Overall, a prediction accuracy of about 82% was achieved, which is only a little lower than was obtained during the validation of the local lymph node assay (LLNA) (NIH, 1999), although some might be concerned by the failure of this in vitro system to detect almost 20% of the sensitizers. The authors address this issue by invoking the conduct of complementary assays, such as peptide binding or in silico methods. For example, an example of a chemical class that is not well predicted is aldehydes, where the possibility of employing an existing predictive Quantitative structure activity relationships is suggested. Of course, such devices are most easily implemented for chemicals where we already know what the answer should be, whereas the most critical assessment is for new substances where we do not already know the answers.
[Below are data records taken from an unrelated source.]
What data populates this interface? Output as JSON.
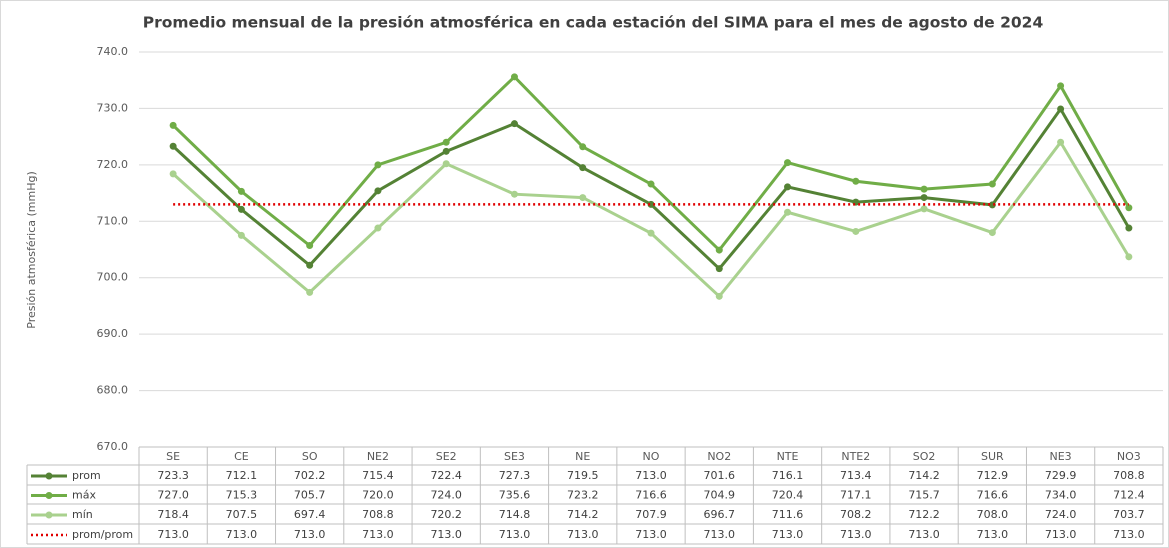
{
  "chart_data": {
    "type": "line",
    "title": "Promedio mensual de la presión atmosférica en cada estación del SIMA para el mes de agosto de 2024",
    "y_label": "Presión atmosférica (mmHg)",
    "categories": [
      "SE",
      "CE",
      "SO",
      "NE2",
      "SE2",
      "SE3",
      "NE",
      "NO",
      "NO2",
      "NTE",
      "NTE2",
      "SO2",
      "SUR",
      "NE3",
      "NO3"
    ],
    "series": [
      {
        "name": "prom",
        "color": "#548235",
        "markers": true,
        "line_style": "solid",
        "values": [
          723.3,
          712.1,
          702.2,
          715.4,
          722.4,
          727.3,
          719.5,
          713.0,
          701.6,
          716.1,
          713.4,
          714.2,
          712.9,
          729.9,
          708.8
        ],
        "value_labels": [
          "723.3",
          "712.1",
          "702.2",
          "715.4",
          "722.4",
          "727.3",
          "719.5",
          "713.0",
          "701.6",
          "716.1",
          "713.4",
          "714.2",
          "712.9",
          "729.9",
          "708.8"
        ]
      },
      {
        "name": "máx",
        "color": "#70ad47",
        "markers": true,
        "line_style": "solid",
        "values": [
          727.0,
          715.3,
          705.7,
          720.0,
          724.0,
          735.6,
          723.2,
          716.6,
          704.9,
          720.4,
          717.1,
          715.7,
          716.6,
          734.0,
          712.4
        ],
        "value_labels": [
          "727.0",
          "715.3",
          "705.7",
          "720.0",
          "724.0",
          "735.6",
          "723.2",
          "716.6",
          "704.9",
          "720.4",
          "717.1",
          "715.7",
          "716.6",
          "734.0",
          "712.4"
        ]
      },
      {
        "name": "mín",
        "color": "#a9d18e",
        "markers": true,
        "line_style": "solid",
        "values": [
          718.4,
          707.5,
          697.4,
          708.8,
          720.2,
          714.8,
          714.2,
          707.9,
          696.7,
          711.6,
          708.2,
          712.2,
          708.0,
          724.0,
          703.7
        ],
        "value_labels": [
          "718.4",
          "707.5",
          "697.4",
          "708.8",
          "720.2",
          "714.8",
          "714.2",
          "707.9",
          "696.7",
          "711.6",
          "708.2",
          "712.2",
          "708.0",
          "724.0",
          "703.7"
        ]
      },
      {
        "name": "prom/prom",
        "color": "#e00000",
        "markers": false,
        "line_style": "dotted",
        "values": [
          713.0,
          713.0,
          713.0,
          713.0,
          713.0,
          713.0,
          713.0,
          713.0,
          713.0,
          713.0,
          713.0,
          713.0,
          713.0,
          713.0,
          713.0
        ],
        "value_labels": [
          "713.0",
          "713.0",
          "713.0",
          "713.0",
          "713.0",
          "713.0",
          "713.0",
          "713.0",
          "713.0",
          "713.0",
          "713.0",
          "713.0",
          "713.0",
          "713.0",
          "713.0"
        ]
      }
    ],
    "ylim": [
      670,
      740
    ],
    "yticks": [
      {
        "value": 670,
        "label": "670.0"
      },
      {
        "value": 680,
        "label": "680.0"
      },
      {
        "value": 690,
        "label": "690.0"
      },
      {
        "value": 700,
        "label": "700.0"
      },
      {
        "value": 710,
        "label": "710.0"
      },
      {
        "value": 720,
        "label": "720.0"
      },
      {
        "value": 730,
        "label": "730.0"
      },
      {
        "value": 740,
        "label": "740.0"
      }
    ],
    "grid": true
  }
}
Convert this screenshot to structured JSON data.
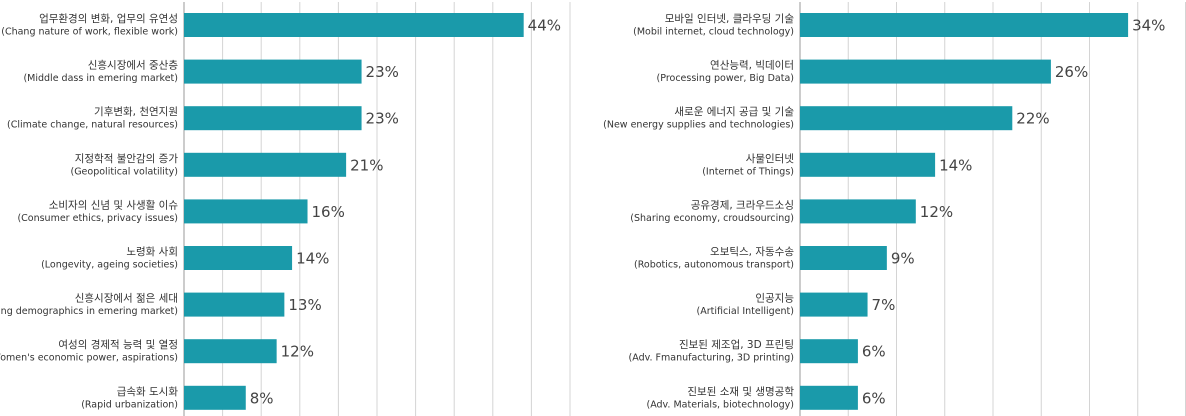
{
  "chart_data": [
    {
      "type": "barh",
      "color": "#1a9aaa",
      "grid": true,
      "categories": [
        "업무환경의 변화, 업무의 유연성",
        "신흥시장에서 중산층",
        "기후변화, 천연지원",
        "지정학적 불안감의 증가",
        "소비자의 신념 및 사생활 이슈",
        "노령화 사회",
        "신흥시장에서 젊은 세대",
        "여성의 경제적 능력 및 열정",
        "급속화 도시화"
      ],
      "subcategories": [
        "(Chang nature of work, flexible work)",
        "(Middle dass in emering market)",
        "(Climate change, natural resources)",
        "(Geopolitical volatility)",
        "(Consumer ethics, privacy issues)",
        "(Longevity, ageing societies)",
        "Young demographics in emering market)",
        "(Women's economic power, aspirations)",
        "(Rapid urbanization)"
      ],
      "values": [
        44,
        23,
        23,
        21,
        16,
        14,
        13,
        12,
        8
      ],
      "value_labels": [
        "44%",
        "23%",
        "23%",
        "21%",
        "16%",
        "14%",
        "13%",
        "12%",
        "8%"
      ],
      "xlim": [
        0,
        50
      ],
      "xticks": [
        0,
        5,
        10,
        15,
        20,
        25,
        30,
        35,
        40,
        45,
        50
      ]
    },
    {
      "type": "barh",
      "color": "#1a9aaa",
      "grid": true,
      "categories": [
        "모바일 인터넷, 클라우딩 기술",
        "연산능력, 빅데이터",
        "새로운 에너지 공급 및 기술",
        "사물인터넷",
        "공유경제, 크라우드소싱",
        "오보틱스, 자동수송",
        "인공지능",
        "진보된 제조업, 3D 프린팅",
        "진보된 소재 및 생명공학"
      ],
      "subcategories": [
        "(Mobil internet, cloud technology)",
        "(Processing power, Big Data)",
        "(New energy supplies and technologies)",
        "(Internet of Things)",
        "(Sharing economy, croudsourcing)",
        "(Robotics, autonomous transport)",
        "(Artificial Intelligent)",
        "(Adv. Fmanufacturing, 3D printing)",
        "(Adv. Materials, biotechnology)"
      ],
      "values": [
        34,
        26,
        22,
        14,
        12,
        9,
        7,
        6,
        6
      ],
      "value_labels": [
        "34%",
        "26%",
        "22%",
        "14%",
        "12%",
        "9%",
        "7%",
        "6%",
        "6%"
      ],
      "xlim": [
        0,
        40
      ],
      "xticks": [
        0,
        5,
        10,
        15,
        20,
        25,
        30,
        35,
        40
      ]
    }
  ]
}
Preach on. With out huge and complete data sets we are only training a system to catch stuff we only know about. A reply (not by the authors of the critiqued article) that was published this month contains, among other arguments, the argument that boils down to, “Hey, it actually works near 100% of the time for the right chemical classes”. Now, I get their point, that it could be restricted for use in those classes but that’s not really where the need or the problem exists for alternative animal testing. We need something that’s comprehensive. Beyond that they say that you could use other models, structure/activity models (QSAR), for the classes that don’t work. But, that’s why they’re trying to develop in vitro tests in the first place! Because QSAR doesn’t work well enough! I’ll end by saying, ‘keep trying guys and gals!’ and echoing the statements of Dr Basketter in his reply to the reply:
I note an accusation of pessimism and I would simply respond that generally speaking, a pessimist is merely a well-informed optimist.